Work for Google – for FREE!

Artists are bristling at Google’s invitation to help design skins for their Chrome browser, since Google is offering them the chance to work for free.  Critics are pointing to Google’s $1.4 billion profit margin in the first quarter of 2009 as evidence that they can afford to pay artists.

Google, of course, makes that profit from GMail, Google docs, Google Calendar, Blogger, YouTube, and a host of useful online tools that consumers have to pay for… right?  Actually, all of those are free services.  In fact, Google offers any web user an awful lot for free.

It’s not altruistic – Google does it for exposure, because the more you use their products the more they can advertise to you – and the more likely they can put an ad in front of your face.

Google, which started as a humble search engine, realized years ago that the availability of online tools meant the market would eventually set the price for certain things at $0.  Given a changing technological environment, Google changed their business model.

Good for the artists who have proclaimed that they don’t need Google for exposure – it means they are doing well enough that they don’t need to sacrifice salary for experience, the way an intern might.

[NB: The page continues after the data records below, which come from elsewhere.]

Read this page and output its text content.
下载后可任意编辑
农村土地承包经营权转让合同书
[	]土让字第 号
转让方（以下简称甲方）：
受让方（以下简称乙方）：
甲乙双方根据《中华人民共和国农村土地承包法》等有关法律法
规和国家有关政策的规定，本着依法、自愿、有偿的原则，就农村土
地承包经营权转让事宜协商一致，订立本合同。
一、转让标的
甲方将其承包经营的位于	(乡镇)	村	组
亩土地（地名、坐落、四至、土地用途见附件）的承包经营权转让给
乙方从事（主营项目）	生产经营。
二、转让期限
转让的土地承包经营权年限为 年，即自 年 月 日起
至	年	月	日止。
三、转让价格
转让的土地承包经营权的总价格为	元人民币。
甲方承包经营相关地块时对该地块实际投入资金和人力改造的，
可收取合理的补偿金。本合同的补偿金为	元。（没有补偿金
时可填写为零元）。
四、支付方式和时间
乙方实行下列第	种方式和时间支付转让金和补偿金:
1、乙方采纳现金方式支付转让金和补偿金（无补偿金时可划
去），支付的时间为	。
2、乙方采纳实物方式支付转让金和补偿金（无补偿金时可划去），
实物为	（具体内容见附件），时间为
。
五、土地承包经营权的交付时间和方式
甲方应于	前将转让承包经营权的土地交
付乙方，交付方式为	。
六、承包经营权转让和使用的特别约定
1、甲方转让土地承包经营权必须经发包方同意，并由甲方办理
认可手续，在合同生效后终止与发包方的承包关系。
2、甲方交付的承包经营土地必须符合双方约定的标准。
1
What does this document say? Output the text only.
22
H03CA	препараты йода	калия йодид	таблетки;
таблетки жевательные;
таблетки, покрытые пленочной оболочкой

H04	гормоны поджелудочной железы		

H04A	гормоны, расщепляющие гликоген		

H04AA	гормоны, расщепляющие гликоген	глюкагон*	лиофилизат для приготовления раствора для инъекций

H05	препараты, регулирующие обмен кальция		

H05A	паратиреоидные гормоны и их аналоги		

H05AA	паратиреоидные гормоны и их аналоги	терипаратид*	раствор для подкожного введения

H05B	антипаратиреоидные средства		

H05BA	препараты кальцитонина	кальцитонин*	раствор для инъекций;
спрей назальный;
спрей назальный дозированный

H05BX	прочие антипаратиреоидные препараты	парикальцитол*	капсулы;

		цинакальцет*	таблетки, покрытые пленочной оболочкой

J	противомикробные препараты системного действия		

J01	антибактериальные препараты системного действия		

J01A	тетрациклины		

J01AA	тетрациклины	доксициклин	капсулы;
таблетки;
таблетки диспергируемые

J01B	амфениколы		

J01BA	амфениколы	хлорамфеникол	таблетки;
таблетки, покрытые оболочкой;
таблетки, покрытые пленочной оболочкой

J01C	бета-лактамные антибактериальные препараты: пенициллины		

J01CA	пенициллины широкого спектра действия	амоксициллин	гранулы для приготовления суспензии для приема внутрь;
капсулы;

The fact is, Google doesn’t need to pay for their services, either and will get their browser skin designed one way or another.  The big winners are artists seeking exposure who are willing  to sacrifice payment for their core services in exchange for a chance to be in front of more eyeballs – appropriately enough, the artists who think like Google.

The Futurama of Television

Fox is going back to the Futurama, ordering 26 new episodes of the quirky cartoon – which drew a niche audience for its first run, but seemed far to narrow in its appeal to stick on a network schedule. If that sounds familiar, it’s because this is the second time Fox has done this – the first time being for Family Guy.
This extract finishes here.